Woke up this morning with a wretchedly sore throat. As did Don, which is kind of weird. As we were both feeling perfectly fine yesterday this is really quite aggravating.

And then my nose started dripping like the proverbial. Pah!

I thought I could probably shake it with Positive Thinking and made it in to SML pretty early. 

On arrival I encountered a remarkably clear-eyed Heather who, with Knut and a couple of others had kicked on after last night’s function and got home at around 2:30am. Pah! I drink the water, am early to bed and look and sound like death – and they are completely fresh! Though they did start to fade a little as the day wore on.

I had a couple of meetings and then getting progressively unwell, headed home to bed mid-afternoon. Don had the same idea.

Did I mention this is really aggravating? It’s Old Lady Day this weekend and I was planning for it to be all about embracing the health. I’d booked leave tomorrow and was planning an big birthday Pilates class, Saturday was marked out for a big birthday bike ride, Sunday for a big birthday run.

Current feeling is that this will all likely be rescheduled.

keeping up appearances


fortunately not my rearview mirror

Tonight I attended an SML cocktail function.

I stuck to lime and soda and I was exceedingly shocked that I copped precisely no flack from my peers for not drinking alcohol.

This is in stark contrast to 2013 when such occasions were full of “just a little drink”, “go on, just one!” and “you’re really boring” &etc.

And the event was actually nowhere near as ghastly as these things usually tend to be, though I did arrive home quite knackered after standing around for hours and very much after my bed time (then ate way too much chocolate).

These are definitely my new favourite shirts, more of Bessie’s cast-off assignments.

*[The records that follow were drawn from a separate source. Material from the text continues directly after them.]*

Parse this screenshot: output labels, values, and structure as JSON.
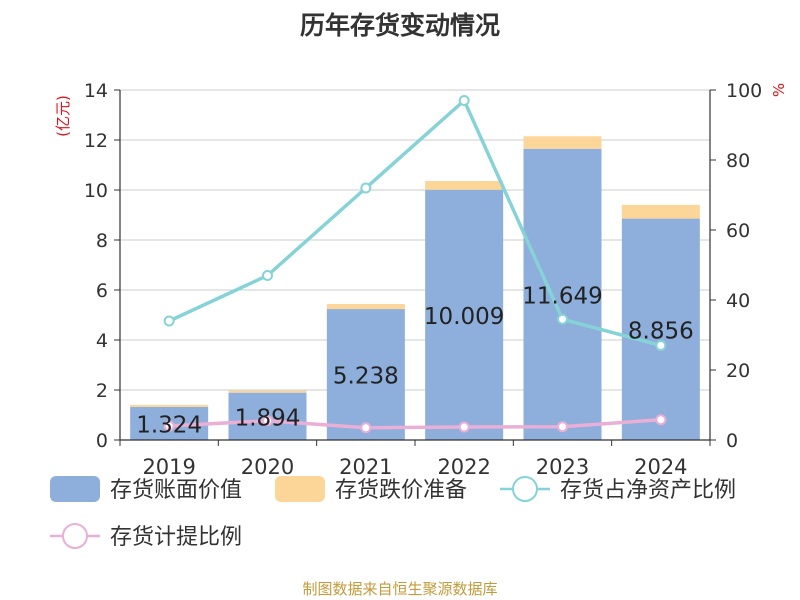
{
  "chart_data": {
    "type": "bar",
    "title": "历年存货变动情况",
    "categories": [
      "2019",
      "2020",
      "2021",
      "2022",
      "2023",
      "2024"
    ],
    "left_axis": {
      "label": "(亿元)",
      "range": [
        0,
        14
      ],
      "ticks": [
        0,
        2,
        4,
        6,
        8,
        10,
        12,
        14
      ]
    },
    "right_axis": {
      "label": "%",
      "range": [
        0,
        100
      ],
      "ticks": [
        0,
        20,
        40,
        60,
        80,
        100
      ]
    },
    "grid": true,
    "legend_position": "bottom",
    "series": [
      {
        "name": "存货账面价值",
        "type": "bar",
        "stack": "inventory",
        "axis": "left",
        "color": "#8eaedb",
        "values": [
          1.324,
          1.894,
          5.238,
          10.009,
          11.649,
          8.856
        ],
        "data_labels": [
          "1.324",
          "1.894",
          "5.238",
          "10.009",
          "11.649",
          "8.856"
        ]
      },
      {
        "name": "存货跌价准备",
        "type": "bar",
        "stack": "inventory",
        "axis": "left",
        "color": "#fcd598",
        "values": [
          0.08,
          0.08,
          0.2,
          0.35,
          0.5,
          0.55
        ]
      },
      {
        "name": "存货占净资产比例",
        "type": "line",
        "axis": "right",
        "color": "#86d3d7",
        "values": [
          34,
          47,
          72,
          97,
          34.5,
          27
        ]
      },
      {
        "name": "存货计提比例",
        "type": "line",
        "axis": "right",
        "color": "#e9afd6",
        "values": [
          4,
          5.5,
          3.5,
          3.7,
          3.8,
          5.8
        ]
      }
    ]
  },
  "source": "制图数据来自恒生聚源数据库"
}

Based on a drawing Joe/Frank did for mother’s day when he was, I’m guessing, 6 or 7.

Mum is kind, Mum is tall, Mum plays with me, I love my mum.

And of course it goes without saying that the original drawing is one of my very favourite, most prized posessions.

tortoise

Today I ran in the Balmain Fun Run for the second year in a row.

Generally when I force myself out for a run it’s a slow 3km. I’ve only run the 5km distance 5 times in the last 6 months and the last time was in September. I blame getting back on the wine for my general indifference.

My aim for today was to beat last year’s time, which wasn’t hugely great, but my prep for this has been pretty much non-existent.

It was quite hot this morning and the course has a couple of hills – both of which made running a challenge. Half way through and I was pretty sure that I was going to get nowhere near my target time – particularly as I walked part-way up a rather nasty hill. 

So I was gob-smacked to discover that I was only 3 seconds slower than last year, and I beat more people!

Afterward I was completely knackered which made me realise how much I cruise in my “regular” running. Hopefully I’ll be able to put a bit more effort in now that I have flicked drinking.

I spent the remainder of the day cooking up a storm – soup for the freezer, strawberry yoghurt cake and a roast chicken. No wine and suddenly I can do all the things!